Infelizmente, essas doações ficam sujeitas às regras de isenção de cada estado que, segundo seu critério de conveniência e oportunidade dispensa o recolhimento do imposto sobre doações de pequeno valor.

Doação e receita

Por derradeiro, cumpre analisar o reflexo das doações no âmbito de pessoas jurídicas no tocante à apuração do Imposto de Renda da Pessoa Jurídica (IRPJ), Contribuição Social sobre o Lucro Líquido (CSLL), Contribuição para Financiamento da Seguridade Social (Cofins) e a Contribuição para o Programa de Integração Social (PIS).
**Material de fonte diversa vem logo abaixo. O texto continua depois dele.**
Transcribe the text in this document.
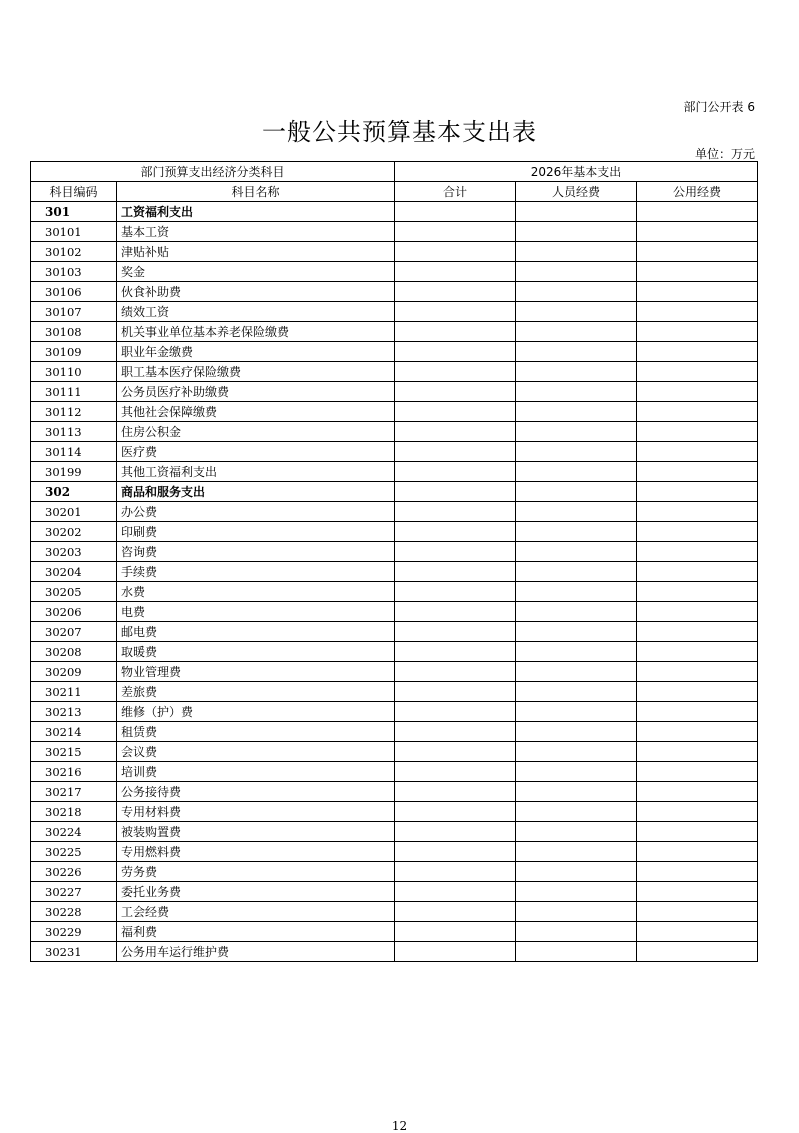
部门公开表 6
一般公共预算基本支出表
单位：万元
部门预算支出经济分类科目		2026年基本支出		
科目编码	科目名称	合计	人员经费	公用经费
301	工资福利支出			
30101	基本工资			
30102	津贴补贴			
30103	奖金			
30106	伙食补助费			
30107	绩效工资			
30108	机关事业单位基本养老保险缴费			
30109	职业年金缴费			
30110	职工基本医疗保险缴费			
30111	公务员医疗补助缴费			
30112	其他社会保障缴费			
30113	住房公积金			
30114	医疗费			
30199	其他工资福利支出			
302	商品和服务支出			
30201	办公费			
30202	印刷费			
30203	咨询费			
30204	手续费			
30205	水费			
30206	电费			
30207	邮电费			
30208	取暖费			
30209	物业管理费			
30211	差旅费			
30213	维修（护）费			
30214	租赁费			
30215	会议费			
30216	培训费			
30217	公务接待费			
30218	专用材料费			
30224	被装购置费			
30225	专用燃料费			
30226	劳务费			
30227	委托业务费			
30228	工会经费			
30229	福利费			
30231	公务用车运行维护费			
12
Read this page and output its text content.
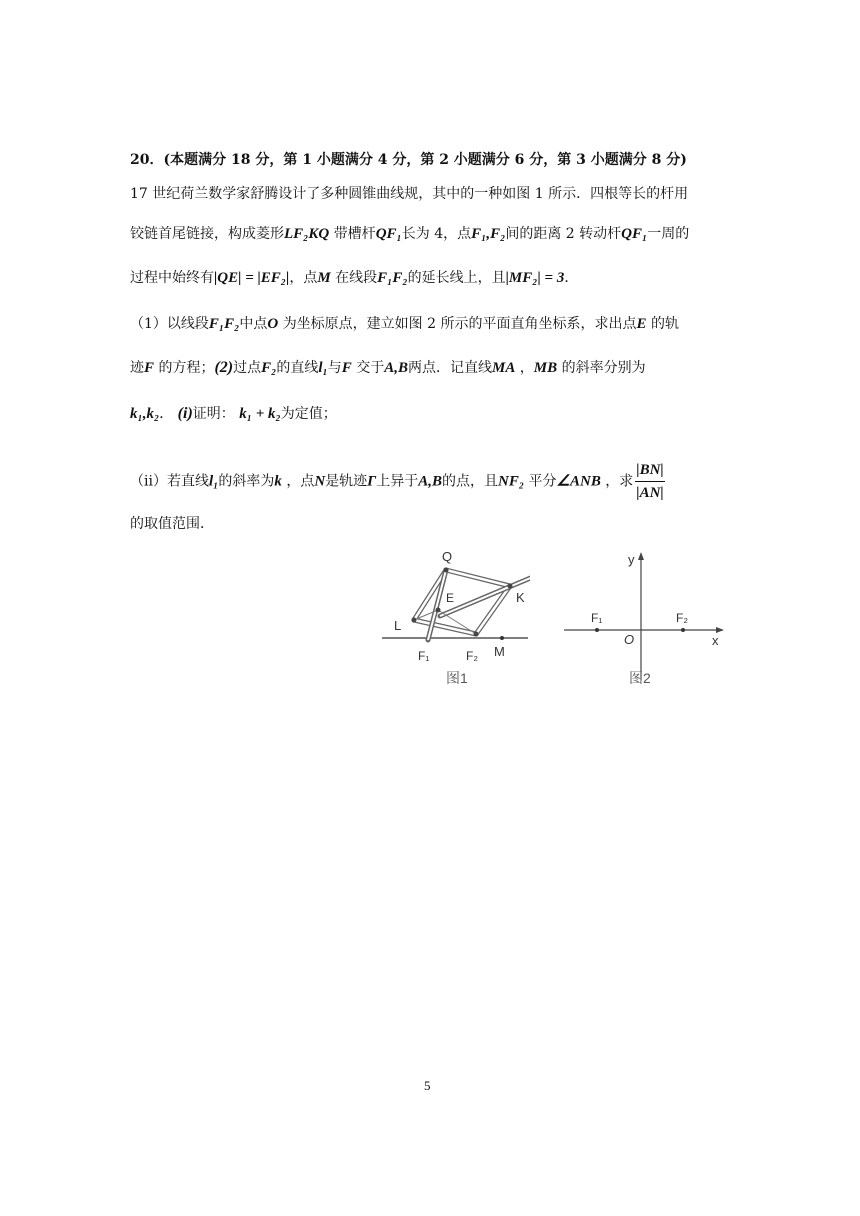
20．(本题满分 18 分，第 1 小题满分 4 分，第 2 小题满分 6 分，第 3 小题满分 8 分)
17 世纪荷兰数学家舒腾设计了多种圆锥曲线规，其中的一种如图 1 所示．四根等长的杆用
铰链首尾链接，构成菱形LF₂KQ 带槽杆QF₁长为 4，点F₁,F₂间的距离 2 转动杆QF₁一周的
过程中始终有|QE| = |EF₂|，点M 在线段F₁F₂的延长线上，且|MF₂| = 3．
（1）以线段F₁F₂中点O 为坐标原点，建立如图 2 所示的平面直角坐标系，求出点E 的轨
迹F 的方程；(2)过点F₂的直线l₁与F 交于A,B两点．记直线MA ，MB 的斜率分别为
k₁,k₂． (i)证明： k₁ + k₂为定值；
（ii）若直线l₁的斜率为k ，点N是轨迹Γ上异于A,B的点，且NF₂ 平分∠ANB ，求 $\frac{|BN|}{|AN|}$
的取值范围．
Q
E	K
L
F₁	F₂ M
图1
y
x
O
F₁	F₂
图2
5
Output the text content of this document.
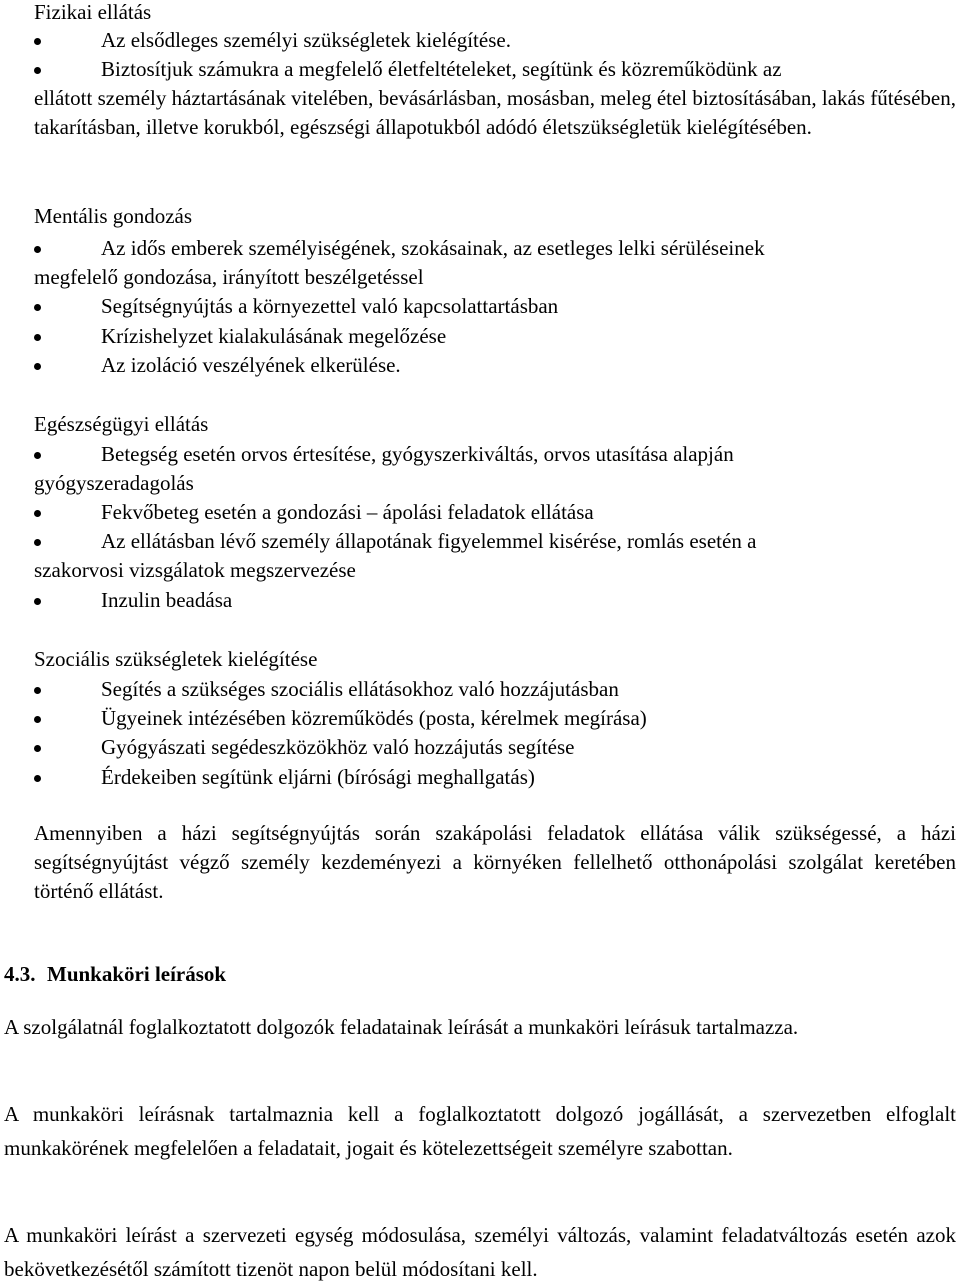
Fizikai ellátás
Az elsődleges személyi szükségletek kielégítése.
Biztosítjuk számukra a megfelelő életfeltételeket, segítünk és közreműködünk az
ellátott személy háztartásának vitelében, bevásárlásban, mosásban, meleg étel biztosításában, lakás fűtésében, takarításban, illetve korukból, egészségi állapotukból adódó életszükségletük kielégítésében.
Mentális gondozás
Az idős emberek személyiségének, szokásainak, az esetleges lelki sérüléseinek
megfelelő gondozása, irányított beszélgetéssel
Segítségnyújtás a környezettel való kapcsolattartásban
Krízishelyzet kialakulásának megelőzése
Az izoláció veszélyének elkerülése.
Egészségügyi ellátás
Betegség esetén orvos értesítése, gyógyszerkiváltás, orvos utasítása alapján
gyógyszeradagolás
Fekvőbeteg esetén a gondozási – ápolási feladatok ellátása
Az ellátásban lévő személy állapotának figyelemmel kisérése, romlás esetén a
szakorvosi vizsgálatok megszervezése
Inzulin beadása
Szociális szükségletek kielégítése
Segítés a szükséges szociális ellátásokhoz való hozzájutásban
Ügyeinek intézésében közreműködés (posta, kérelmek megírása)
Gyógyászati segédeszközökhöz való hozzájutás segítése
Érdekeiben segítünk eljárni (bírósági meghallgatás)
Amennyiben a házi segítségnyújtás során szakápolási feladatok ellátása válik szükségessé, a házi segítségnyújtást végző személy kezdeményezi a környéken fellelhető otthonápolási szolgálat keretében történő ellátást.
4.3. Munkaköri leírások
A szolgálatnál foglalkoztatott dolgozók feladatainak leírását a munkaköri leírásuk tartalmazza.
A munkaköri leírásnak tartalmaznia kell a foglalkoztatott dolgozó jogállását, a szervezetben elfoglalt munkakörének megfelelően a feladatait, jogait és kötelezettségeit személyre szabottan.
A munkaköri leírást a szervezeti egység módosulása, személyi változás, valamint feladatváltozás esetén azok bekövetkezésétől számított tizenöt napon belül módosítani kell.
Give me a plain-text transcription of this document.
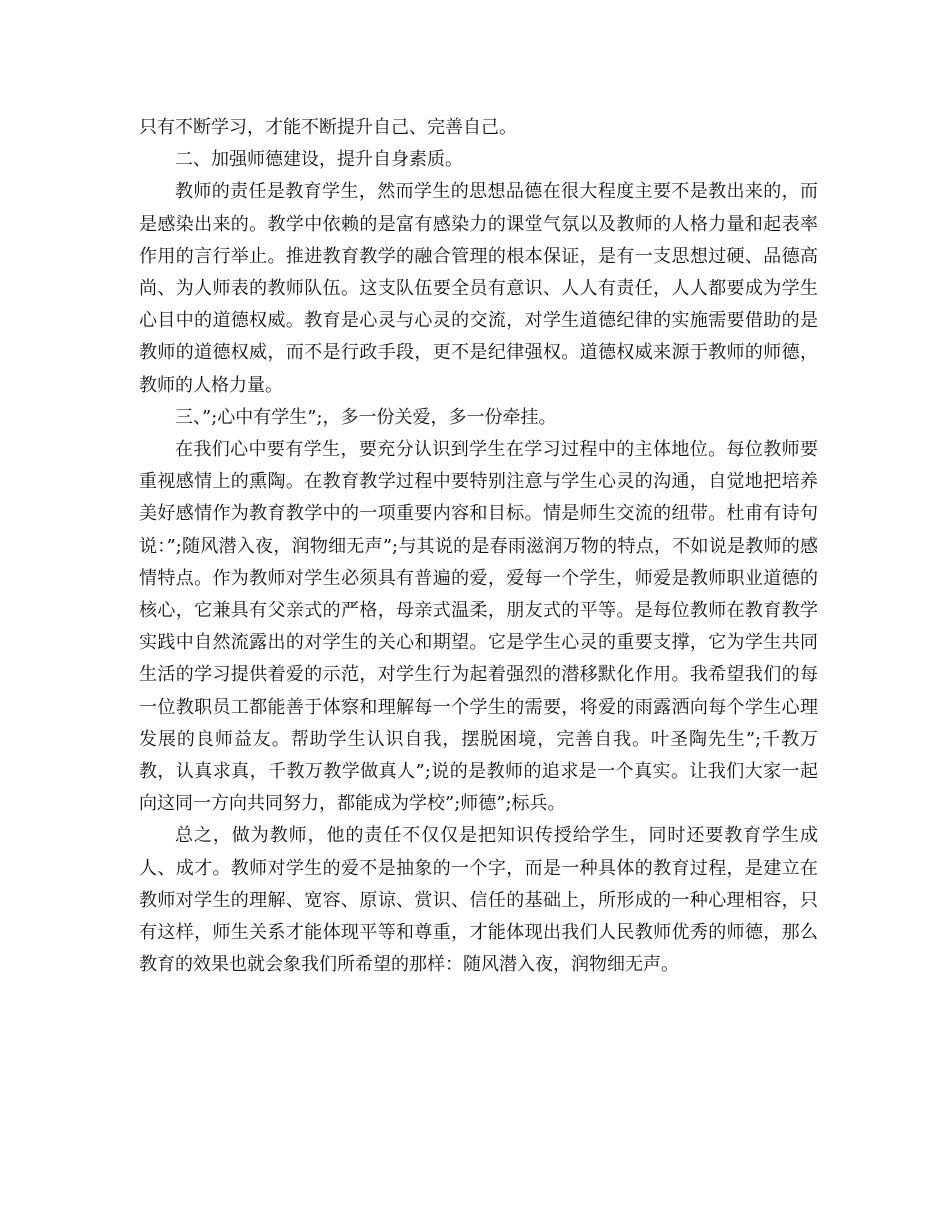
只有不断学习，才能不断提升自己、完善自己。

二、加强师德建设，提升自身素质。

教师的责任是教育学生，然而学生的思想品德在很大程度主要不是教出来的，而是感染出来的。教学中依赖的是富有感染力的课堂气氛以及教师的人格力量和起表率作用的言行举止。推进教育教学的融合管理的根本保证，是有一支思想过硬、品德高尚、为人师表的教师队伍。这支队伍要全员有意识、人人有责任，人人都要成为学生心目中的道德权威。教育是心灵与心灵的交流，对学生道德纪律的实施需要借助的是教师的道德权威，而不是行政手段，更不是纪律强权。道德权威来源于教师的师德，教师的人格力量。

三、”;心中有学生”;，多一份关爱，多一份牵挂。

在我们心中要有学生，要充分认识到学生在学习过程中的主体地位。每位教师要重视感情上的熏陶。在教育教学过程中要特别注意与学生心灵的沟通，自觉地把培养美好感情作为教育教学中的一项重要内容和目标。情是师生交流的纽带。杜甫有诗句说：”;随风潜入夜，润物细无声”;与其说的是春雨滋润万物的特点，不如说是教师的感情特点。作为教师对学生必须具有普遍的爱，爱每一个学生，师爱是教师职业道德的核心，它兼具有父亲式的严格，母亲式温柔，朋友式的平等。是每位教师在教育教学实践中自然流露出的对学生的关心和期望。它是学生心灵的重要支撑，它为学生共同生活的学习提供着爱的示范，对学生行为起着强烈的潜移默化作用。我希望我们的每一位教职员工都能善于体察和理解每一个学生的需要，将爱的雨露洒向每个学生心理发展的良师益友。帮助学生认识自我，摆脱困境，完善自我。叶圣陶先生”;千教万教，认真求真，千教万教学做真人”;说的是教师的追求是一个真实。让我们大家一起向这同一方向共同努力，都能成为学校”;师德”;标兵。

总之，做为教师，他的责任不仅仅是把知识传授给学生，同时还要教育学生成人、成才。教师对学生的爱不是抽象的一个字，而是一种具体的教育过程，是建立在教师对学生的理解、宽容、原谅、赏识、信任的基础上，所形成的一种心理相容，只有这样，师生关系才能体现平等和尊重，才能体现出我们人民教师优秀的师德，那么教育的效果也就会象我们所希望的那样：随风潜入夜，润物细无声。
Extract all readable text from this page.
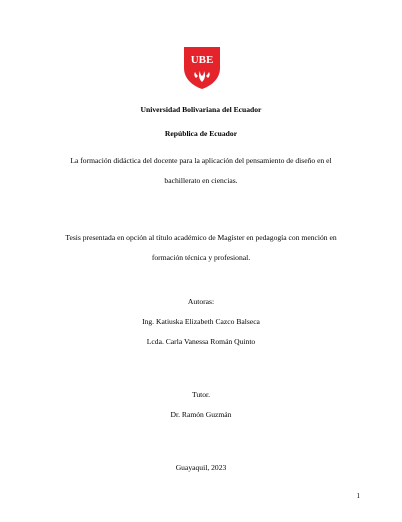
UBE
Universidad Bolivariana del Ecuador
República de Ecuador
La formación didáctica del docente para la aplicación del pensamiento de diseño en el
bachillerato en ciencias.
Tesis presentada en opción al título académico de Magíster en pedagogía con mención en
formación técnica y profesional.
Autoras:
Ing. Katiuska Elizabeth Cazco Balseca
Lcda. Carla Vanessa Román Quinto
Tutor.
Dr. Ramón Guzmán
Guayaquil, 2023
1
Esses tributos são apurados a partir do reconhecimento de receita tributável, o que remete ao seguinte questionamento: poderia uma doação ser considerada como receita? Pode soar incoerente, mas há posicionamento no sentido de considerar doações como ível de incidência dos referidos tributos, como se pode observar na Solução de Consulta Cosit n° 111 de 2016.

Em outro caso que envolvia uma pessoa jurídica como mera intermediária entre o doador e donatário, a Receita Federal exarou a Solução de Consulta Cosit n° 48 de 2022 que afastou a tributação sobre valores que somente transitaram nas contas de titularidade da empresa. Há ainda a Solução de Consulta Cosit n° 68 de 2020 que afasta a incidência da tributação de imóvel doado por contribuinte optante do lucro presumido.

Tributar a generosidade?

Em tempos de acirramento nas relações sociais, retomada de conflitos e guerras, é preciso voltar aos preceitos seculares que fundaram e desenvolveram a civilização humana e que erigem a generosidade como valores importantes para a construção de uma sociedade livre e fraterna como preceitua o preâmbulo da nossa Constituição.

Reitero que a doação, como ato de generosidade e amor ao próximo, deve estar interditada à incidência de qualquer tributo ante a inequívoca inexistência de qualquer manifestação de riqueza ou capacidade contributiva, senão apenas a expressão de amor ao próximo.